With the possibility of future wildfires looming, and numerous knowledge gaps surrounding their impact on human health, researchers are concerned and frantic for answers. In an attempt to understand and quantify the impact of wildfires on human health, the following should be considered.
This category of health risks associated with wildfires is the most obvious and easiest to observe. Injuries such as burns are quantifiable, as are the deaths due directly to flames and heat.
Individuals who suffer from these effects are typically those living in the area affected and firefighters who enter the area in an attempt to quell the blaze.
Health risks such as dehydration and heat stroke are not uncommon among firefighters, either.
When evaluating the direct risks associated with wildfires, non-physical impacts cannot be overlooked.
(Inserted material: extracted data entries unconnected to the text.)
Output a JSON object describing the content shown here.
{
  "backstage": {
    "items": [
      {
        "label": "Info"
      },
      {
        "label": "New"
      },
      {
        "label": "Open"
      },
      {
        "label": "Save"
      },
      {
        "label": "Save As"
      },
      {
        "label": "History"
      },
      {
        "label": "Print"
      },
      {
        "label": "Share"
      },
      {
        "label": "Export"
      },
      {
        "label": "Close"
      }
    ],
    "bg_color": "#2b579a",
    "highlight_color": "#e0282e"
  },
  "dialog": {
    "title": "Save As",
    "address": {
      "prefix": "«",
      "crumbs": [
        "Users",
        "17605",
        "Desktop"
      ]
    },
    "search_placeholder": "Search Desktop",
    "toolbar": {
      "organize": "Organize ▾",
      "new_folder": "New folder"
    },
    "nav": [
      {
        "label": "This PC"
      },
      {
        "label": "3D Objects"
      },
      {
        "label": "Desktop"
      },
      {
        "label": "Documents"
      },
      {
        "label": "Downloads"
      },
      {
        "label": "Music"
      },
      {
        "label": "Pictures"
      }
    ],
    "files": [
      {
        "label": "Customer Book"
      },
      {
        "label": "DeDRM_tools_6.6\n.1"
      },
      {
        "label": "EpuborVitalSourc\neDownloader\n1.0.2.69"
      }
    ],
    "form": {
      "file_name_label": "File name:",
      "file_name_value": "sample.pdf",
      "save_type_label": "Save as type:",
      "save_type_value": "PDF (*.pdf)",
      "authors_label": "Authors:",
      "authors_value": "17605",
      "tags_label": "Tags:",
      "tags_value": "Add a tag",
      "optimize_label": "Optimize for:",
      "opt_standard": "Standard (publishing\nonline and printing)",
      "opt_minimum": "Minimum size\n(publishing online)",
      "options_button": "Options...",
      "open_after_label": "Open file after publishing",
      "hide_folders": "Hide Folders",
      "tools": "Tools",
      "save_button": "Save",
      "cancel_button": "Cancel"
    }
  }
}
From mental illness to property loss and displacement, the long-term health issues associated with wildfires are documented and life-altering.
While the flames and heat that emanate from wildfires are exceptionally dangerous to those in its immediate vicinity, the smoke generated by such blazes can pollute the air and lead to health issues in individuals hundreds of miles away.
Aside from the ambient air pollution that can lead to illness and death, especially in those with compromised cardiovascular and/or respiratory systems, wildfire smoke can impact visibility. This, in turn, may lead to traffic accidents and the trauma associated with such events.
Wildfire smoke can have both immediate and long-term health effects. While more research is needed to draw conclusive links, particularly when speaking of long-term risks, data indicates that the health risks associated with wildfire smoke can linger for at least a decade.
There are direct links between wildfires and human health. They can negatively impact health long-term and lead to an increased risk of death.
Despite this general knowledge, there is a lack of specific information regarding the ways in with wildfires impact health.
Unfortunately, there is not much that individuals can do to reduce the consequences of their exposure to wildfires. As such, it is a large-scale issue that requires large-scale actions and solutions.